Re:Vigilante Security is Harmful by Opportunist · 2017-05-01 19:03 · Score: 1

Dear law enforcement,
do your fucking job or at least don't stand in the way.

--
We used to have a Bill of Rights. Now, with the rights gone, all we have left is the bill.
Eye of the beholder by John.Banister · 2017-05-01 22:40 · Score: 1

It looks like a beautiful lawsuit to me. It should be much more entertaining than most of 'em.
Re:Vigilante Security is Harmful by cavreader · 2017-05-02 00:18 · Score: 1

Every time they attempt to do their job they are pilloried as jack booted Nazi's infringing on peoples god given rights to engage in criminal activities.
Re:Vigilante Security is Harmful by davecb · 2017-05-02 00:45 · Score: 1

Ihere is nothing in the articles suggesting that Mr. Vickery did anything except find the unsecured data and publish reports, so the accusation of vigilantism and/or improper behavior is strictly a claim by RCM, as yet unproven.

--
davecb@spamcop.net
Cuts both ways. Documents reveal the truth. Misund by raymorris · 2017-05-02 01:17 · Score: 1

Yep, that goes both ways. If you have the documents, you can see and prove what was said. When you're right, that's a win.
The big bonus of having documents is that when you have them, most conflicts can be resolved at the "minor misunderstanding" stage, well before it becomes a law suit. Somebody says "I told you X". You reply "oh, I'm sorry, I thought you said 'not X' in your email on January 3rd. Did I misunderstand? Let's discuss changing that. I guess I misunderstood your email, copied below."
Re:Vigilante Security is Harmful by Opportunist · 2017-05-02 04:26 · Score: 2

Then they should probably stop beating up protesters and start protecting people instead of assets and investments.

--
We used to have a Bill of Rights. Now, with the rights gone, all we have left is the bill.
Re:Vigilante Security is Harmful by gweihir · 2017-05-02 04:57 · Score: 1

I completely agree on this one. Hacking somebody without permission is hugely unprofessional. I attribute it to a superiority complex on the side of the "security researcher". It has gotten to bad that actual IT security consultants have to assure their customers that they will of course stay strictly within their mandate and that they will of course not give any information about their findings to anybody besides the customer (much as a medical professional would and with much the same reasoning). It is quite ridiculous. In the end a security expert is somebody that helps customers with problems, it is not their task to save the world.

--
Most ACs are not even worth the keystrokes to insult them.
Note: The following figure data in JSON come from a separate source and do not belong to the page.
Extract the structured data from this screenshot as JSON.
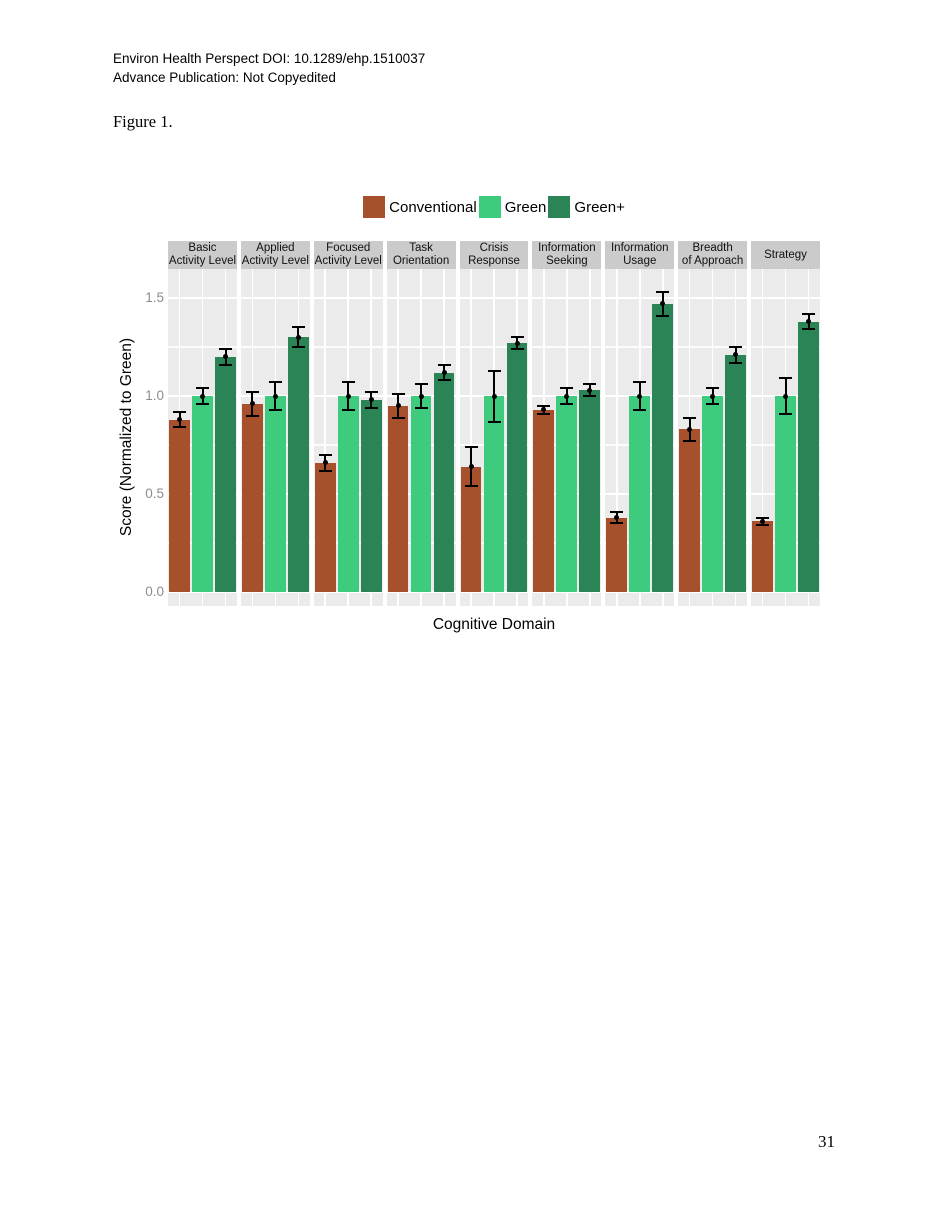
{
  "page": {
    "header_line1": "Environ Health Perspect DOI: 10.1289/ehp.1510037",
    "header_line2": "Advance Publication: Not Copyedited",
    "figure_label": "Figure 1.",
    "page_number": "31"
  },
  "chart_data": {
    "type": "bar",
    "title": "",
    "xlabel": "Cognitive Domain",
    "ylabel": "Score (Normalized to Green)",
    "facets": [
      "Basic Activity Level",
      "Applied Activity Level",
      "Focused Activity Level",
      "Task Orientation",
      "Crisis Response",
      "Information Seeking",
      "Information Usage",
      "Breadth of Approach",
      "Strategy"
    ],
    "facet_label_lines": [
      [
        "Basic",
        "Activity Level"
      ],
      [
        "Applied",
        "Activity Level"
      ],
      [
        "Focused",
        "Activity Level"
      ],
      [
        "Task",
        "Orientation"
      ],
      [
        "Crisis",
        "Response"
      ],
      [
        "Information",
        "Seeking"
      ],
      [
        "Information",
        "Usage"
      ],
      [
        "Breadth",
        "of Approach"
      ],
      [
        "Strategy"
      ]
    ],
    "series": [
      {
        "name": "Conventional",
        "color": "#A6512B",
        "values": [
          0.88,
          0.96,
          0.66,
          0.95,
          0.64,
          0.93,
          0.38,
          0.83,
          0.36
        ],
        "errors": [
          0.04,
          0.06,
          0.04,
          0.06,
          0.1,
          0.02,
          0.03,
          0.06,
          0.02
        ]
      },
      {
        "name": "Green",
        "color": "#3FCB7E",
        "values": [
          1.0,
          1.0,
          1.0,
          1.0,
          1.0,
          1.0,
          1.0,
          1.0,
          1.0
        ],
        "errors": [
          0.04,
          0.07,
          0.07,
          0.06,
          0.13,
          0.04,
          0.07,
          0.04,
          0.09
        ]
      },
      {
        "name": "Green+",
        "color": "#2B8456",
        "values": [
          1.2,
          1.3,
          0.98,
          1.12,
          1.27,
          1.03,
          1.47,
          1.21,
          1.38
        ],
        "errors": [
          0.04,
          0.05,
          0.04,
          0.04,
          0.03,
          0.03,
          0.06,
          0.04,
          0.04
        ]
      }
    ],
    "error_bars": true,
    "yticks": [
      0.0,
      0.5,
      1.0,
      1.5
    ],
    "ytick_labels": [
      "0.0",
      "0.5",
      "1.0",
      "1.5"
    ],
    "ylim": [
      -0.08,
      1.65
    ],
    "legend_position": "top",
    "grid": true,
    "colors": {
      "panel_bg": "#EBEBEB",
      "strip_bg": "#CBCBCB",
      "grid": "#FFFFFF",
      "axis_text": "#8C8C8C",
      "error_bar": "#000000"
    }
  }
}
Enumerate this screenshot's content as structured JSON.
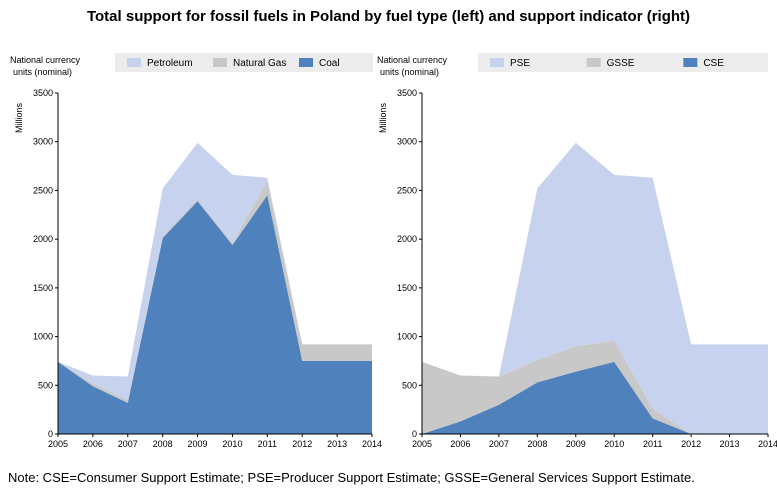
{
  "title": "Total support for fossil fuels in Poland by fuel type (left) and support indicator (right)",
  "note": "Note: CSE=Consumer Support Estimate; PSE=Producer Support Estimate; GSSE=General Services Support Estimate.",
  "colors": {
    "light_blue": "#c7d3ee",
    "gray": "#c8c8c8",
    "blue": "#4f81bd"
  },
  "chart_data": [
    {
      "type": "area",
      "stacked": true,
      "unit_label_line1": "National currency",
      "unit_label_line2": "units (nominal)",
      "ylabel": "Millions",
      "x": [
        "2005",
        "2006",
        "2007",
        "2008",
        "2009",
        "2010",
        "2011",
        "2012",
        "2013",
        "2014"
      ],
      "ylim": [
        0,
        3500
      ],
      "yticks": [
        0,
        500,
        1000,
        1500,
        2000,
        2500,
        3000,
        3500
      ],
      "legend_position": "top",
      "series": [
        {
          "name": "Coal",
          "color": "#4f81bd",
          "values": [
            740,
            490,
            320,
            2010,
            2390,
            1940,
            2450,
            750,
            750,
            750
          ]
        },
        {
          "name": "Natural Gas",
          "color": "#c8c8c8",
          "values": [
            0,
            30,
            30,
            20,
            20,
            20,
            150,
            170,
            170,
            170
          ]
        },
        {
          "name": "Petroleum",
          "color": "#c7d3ee",
          "values": [
            0,
            80,
            240,
            490,
            580,
            700,
            30,
            0,
            0,
            0
          ]
        }
      ],
      "legend_order": [
        "Petroleum",
        "Natural Gas",
        "Coal"
      ]
    },
    {
      "type": "area",
      "stacked": true,
      "unit_label_line1": "National currency",
      "unit_label_line2": "units (nominal)",
      "ylabel": "Millions",
      "x": [
        "2005",
        "2006",
        "2007",
        "2008",
        "2009",
        "2010",
        "2011",
        "2012",
        "2013",
        "2014"
      ],
      "ylim": [
        0,
        3500
      ],
      "yticks": [
        0,
        500,
        1000,
        1500,
        2000,
        2500,
        3000,
        3500
      ],
      "legend_position": "top",
      "series": [
        {
          "name": "CSE",
          "color": "#4f81bd",
          "values": [
            0,
            130,
            300,
            530,
            640,
            740,
            160,
            0,
            0,
            0
          ]
        },
        {
          "name": "GSSE",
          "color": "#c8c8c8",
          "values": [
            740,
            470,
            290,
            230,
            260,
            220,
            100,
            0,
            0,
            0
          ]
        },
        {
          "name": "PSE",
          "color": "#c7d3ee",
          "values": [
            0,
            0,
            0,
            1760,
            2090,
            1700,
            2370,
            920,
            920,
            920
          ]
        }
      ],
      "legend_order": [
        "PSE",
        "GSSE",
        "CSE"
      ]
    }
  ]
}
Be generically insulted by this and ignored otherwise.
Re:Skirting Firewall Rules? by gweihir · 2017-05-02 04:58 · Score: 1

Naaaa, in order to do this you just need to be big on the bullshit and small on the actual facts.

--
Most ACs are not even worth the keystrokes to insult them. Be generically insulted by this and ignored otherwise.
Common Sense by tailgunner_050 · 2017-05-02 20:48 · Score: 1

Judges love criticising people for their lack of common sense, now lets see how their common sense works out.